Chapter 33. JCR API Extensions

33.1. API and usage
33.2. Configuration
33.3. Implementation notices

eXo JCR implementation offers new extended feature beyond JCR specification. Sometimes one JCR Node has hundreds or even thousands of child nodes. This situation is highly not recommended for content repository data storage, but sometimes it occurs. JCR Team is pleased to announce new feature that will help to have a deal with huge child lists. They can be iterated in a "lazy" manner now giving improvement in term of performance and RAM usage.

Lazy child nodes iteration feature is accessible via extended interface org.exoplatform.services.jcr.core.ExtendedNode, the inheritor of javax.jcr.Node. It provides a new single method shown below:

   /**
    * Returns a NodeIterator over all child Nodes of this Node. Does not include properties 
    * of this Node. If this node has no child nodes, then an empty iterator is returned.
    * 
    * @return A NodeIterator over all child Nodes of this <code>Node</code>.
    * @throws RepositoryException If an error occurs.
    */
   public NodeIterator getNodesLazily() throws RepositoryException;

From the view of end-user or client application, getNodesLazily() works similar to JCR specified getNodes() returning NodeIterator. "Lazy" iterator supports the same set of features as an ordinary NodeIterator, including skip() and excluding remove() features. "Lazy" implementation performs reading from DB by pages. Each time when it has no more elements stored in memory, it reads next set of items from persistent layer. This set is called "page". Must admit that getNodesLazily feature fully supports session and transaction changes log, so it's a functionally-full analogue of specified getNodes() operation. So when having a deal with huge list of child nodes, getNodes() can be simply and safely substituted with getNodesLazily().

JCR gives an experimental opportunity to replace all getNodes() invocations with getNodesLazily() calls. It handles a boolean system property named "org.exoplatform.jcr.forceUserGetNodesLazily" that internally replaces one call with another, without any code changes. But be sure using it only for development purposes. This feature can be used with top level products using eXo JCR to perform a quick compatibility and performance tests without changing any code. This is not recommended to be used as a production solution.

In order to enable add the "-Dorg.exoplatform.jcr.forceUserGetNodesLazily=true" to the java system properties.
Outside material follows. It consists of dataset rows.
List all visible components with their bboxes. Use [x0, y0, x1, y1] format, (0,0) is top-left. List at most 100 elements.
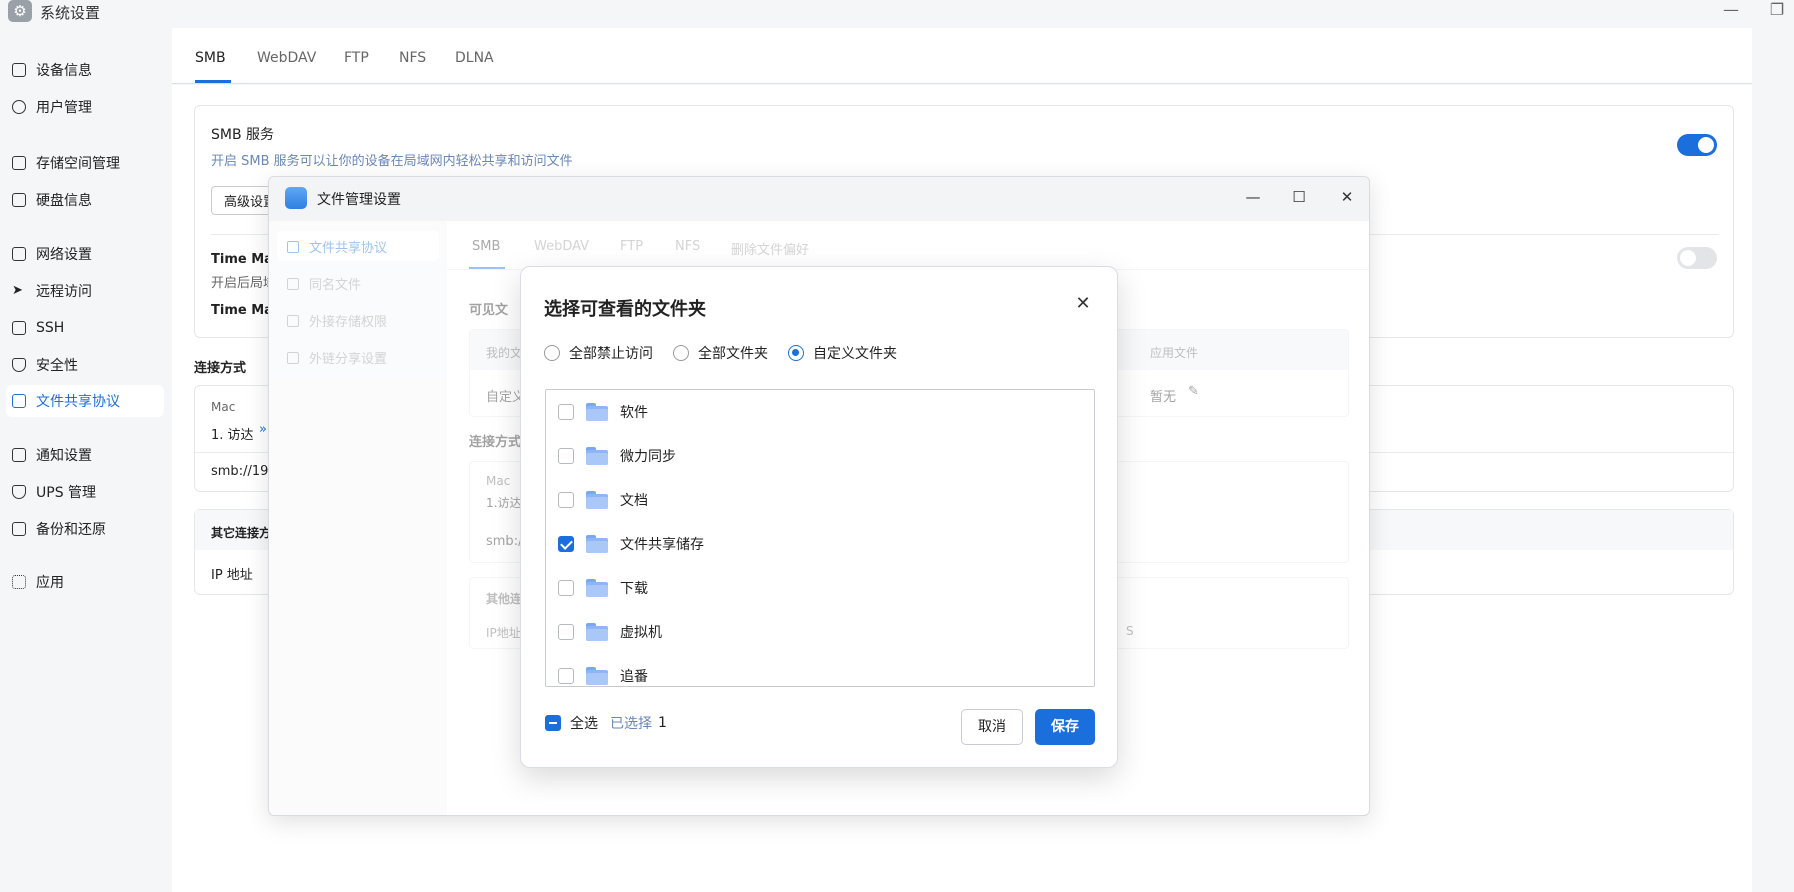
save-button[interactable]: 保存	[1035, 709, 1095, 745]
sidebar-item-storage[interactable]: 存储空间管理	[6, 147, 164, 179]
time-machine-toggle[interactable]	[1677, 247, 1717, 269]
fm-nav-same-name[interactable]: 同名文件	[287, 274, 361, 293]
sidebar-item-file-sharing[interactable]: 文件共享协议	[6, 385, 164, 417]
folder-row[interactable]: 微力同步	[546, 434, 1094, 478]
sidebar-item-apps[interactable]: 应用	[6, 566, 164, 598]
sidebar-item-network[interactable]: 网络设置	[6, 238, 164, 270]
maximize-icon[interactable]: ☐	[1289, 188, 1309, 206]
radio-circle	[544, 345, 560, 361]
restore-icon[interactable]: ❐	[1766, 0, 1788, 19]
storage-icon	[12, 156, 26, 170]
sidebar-item-label: 安全性	[36, 358, 78, 374]
tab-ftp[interactable]: FTP	[344, 50, 369, 66]
sidebar-item-users[interactable]: 用户管理	[6, 91, 164, 123]
folder-row[interactable]: 软件	[546, 390, 1094, 434]
fm-nav-file-sharing[interactable]: 文件共享协议	[287, 237, 387, 256]
sidebar-item-security[interactable]: 安全性	[6, 349, 164, 381]
folder-list[interactable]: 软件 微力同步 文档 文件共享储存 下载 虚拟机 追番	[545, 389, 1095, 687]
folder-name: 虚拟机	[620, 625, 662, 641]
external-drive-icon	[287, 315, 299, 327]
sidebar-item-label: 通知设置	[36, 448, 92, 464]
title-bar: ⚙ 系统设置 — ❐	[0, 0, 1794, 28]
fm-tab-nfs[interactable]: NFS	[675, 239, 700, 254]
tab-dlna[interactable]: DLNA	[455, 50, 494, 66]
folder-name: 软件	[620, 405, 648, 421]
fm-connection-heading: 连接方式	[469, 435, 522, 450]
sidebar-item-backup[interactable]: 备份和还原	[6, 513, 164, 545]
sidebar-item-ssh[interactable]: SSH	[6, 312, 164, 344]
send-icon: ➤	[12, 283, 23, 298]
fm-nav-link-share[interactable]: 外链分享设置	[287, 348, 387, 367]
folder-checkbox[interactable]	[558, 404, 574, 420]
folder-checkbox[interactable]	[558, 624, 574, 640]
time-machine-desc: 开启后局域	[211, 276, 277, 291]
shield-icon	[12, 358, 26, 372]
close-icon[interactable]: ✕	[1073, 293, 1093, 314]
sidebar-item-label: 远程访问	[36, 284, 92, 300]
folder-checkbox[interactable]	[558, 492, 574, 508]
folder-checkbox[interactable]	[558, 580, 574, 596]
folder-row[interactable]: 虚拟机	[546, 610, 1094, 654]
apps-grid-icon	[12, 575, 26, 589]
radio-deny-all[interactable]: 全部禁止访问	[544, 343, 653, 363]
selected-label: 已选择	[610, 716, 652, 732]
fm-nav-label: 外接存储权限	[309, 315, 388, 330]
folder-row[interactable]: 文件共享储存	[546, 522, 1094, 566]
download-icon	[12, 522, 26, 536]
tab-nfs[interactable]: NFS	[399, 50, 426, 66]
file-manager-sidebar: 文件共享协议 同名文件 外接存储权限 外链分享设置	[269, 221, 447, 815]
finder-step: 1. 访达	[211, 428, 254, 443]
document-icon	[287, 241, 299, 253]
ups-shield-icon	[12, 485, 26, 499]
fm-tab-webdav[interactable]: WebDAV	[534, 239, 589, 254]
smb-service-toggle[interactable]	[1677, 134, 1717, 156]
sidebar-item-ups[interactable]: UPS 管理	[6, 476, 164, 508]
smb-service-title: SMB 服务	[211, 127, 275, 143]
folder-row[interactable]: 下载	[546, 566, 1094, 610]
document-icon	[12, 394, 26, 408]
folder-row[interactable]: 文档	[546, 478, 1094, 522]
radio-circle	[673, 345, 689, 361]
folder-checkbox[interactable]	[558, 668, 574, 684]
sidebar-item-device-info[interactable]: 设备信息	[6, 54, 164, 86]
sidebar-item-label: 用户管理	[36, 100, 92, 116]
folder-checkbox[interactable]	[558, 448, 574, 464]
tab-smb[interactable]: SMB	[195, 50, 226, 66]
sidebar-item-disk-info[interactable]: 硬盘信息	[6, 184, 164, 216]
minimize-icon[interactable]: —	[1243, 188, 1263, 206]
fm-s-fragment: S	[1126, 624, 1134, 638]
select-all-label[interactable]: 全选	[570, 713, 598, 733]
sidebar-item-notifications[interactable]: 通知设置	[6, 439, 164, 471]
folder-name: 文件共享储存	[620, 537, 704, 553]
fm-tab-smb[interactable]: SMB	[472, 239, 500, 254]
select-all-checkbox[interactable]	[545, 715, 561, 731]
tab-webdav[interactable]: WebDAV	[257, 50, 316, 66]
smb-url: smb://192	[211, 464, 277, 479]
radio-all-folders[interactable]: 全部文件夹	[673, 343, 768, 363]
folder-checkbox-checked[interactable]	[558, 536, 574, 552]
disk-icon	[12, 63, 26, 77]
folder-icon	[586, 447, 608, 465]
minimize-icon[interactable]: —	[1720, 0, 1742, 19]
sidebar-item-label: 应用	[36, 575, 64, 591]
edit-pencil-icon[interactable]: ✎	[1188, 384, 1199, 399]
folder-name: 文档	[620, 493, 648, 509]
folder-icon	[586, 535, 608, 553]
folder-icon	[586, 579, 608, 597]
close-icon[interactable]: ✕	[1337, 188, 1357, 206]
folder-row[interactable]: 追番	[546, 654, 1094, 686]
radio-custom-folders[interactable]: 自定义文件夹	[788, 343, 897, 363]
fm-tab-delete-pref[interactable]: 删除文件偏好	[731, 239, 809, 258]
sidebar-item-remote[interactable]: ➤ 远程访问	[6, 275, 164, 307]
cancel-button[interactable]: 取消	[961, 709, 1023, 745]
dialog-title: 选择可查看的文件夹	[544, 299, 706, 320]
access-mode-radios: 全部禁止访问 全部文件夹 自定义文件夹	[544, 343, 917, 363]
fm-nav-label: 同名文件	[309, 278, 362, 293]
fm-nav-external-storage[interactable]: 外接存储权限	[287, 311, 387, 330]
fm-tab-ftp[interactable]: FTP	[620, 239, 643, 254]
select-folders-dialog: 选择可查看的文件夹 ✕ 全部禁止访问 全部文件夹 自定义文件夹 软件 微力同步 …	[520, 266, 1118, 768]
sidebar-item-label: UPS 管理	[36, 485, 97, 501]
folder-name: 微力同步	[620, 449, 676, 465]
fm-mac-label: Mac	[486, 474, 511, 488]
folder-icon	[586, 623, 608, 641]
The "lazy" iterator reads the child nodes "page" after "page" into the memory. In this context, a "page" is a set of nodes that is read at once. The size of the page is by default 100 nodes and can be configured though workspace container configuration using "lazy-node-iterator-page-size" parameter. For example:

<container class="org.exoplatform.services.jcr.impl.storage.jdbc.optimisation.CQJDBCWorkspaceDataContainer">
   <properties>
      <property name="source-name" value="jdbcjcr" />
      <property name="multi-db" value="true" />
      <property name="max-buffer-size" value="200k" />
      <property name="swap-directory" value="target/temp/swap/ws" />
      <property name="lazy-node-iterator-page-size" value="50" />
      ...
   </properties>

It's not recommended to configure a large number for the page size.

Current "lazy" child nodes iterator supports caching, when pages are cached atomically in safe and optimized way. Cache is always kept in consistent state using invalidation if child list changed. Take in account the following difference in getNodes and getNodesLazily. Specification defined getNodes method reads whole list of nodes, so child items added after invocation will never be in results. GetNodesLazily doesn't acquire full list of nodes, so child items added after iterator creation can be found in result. So getNodesLazily can represent some kind of "real-time" results. But it is highly depend on numerous conditions and should not be used as a feature, it more likely implementation specific issue typical for "lazy-pattern".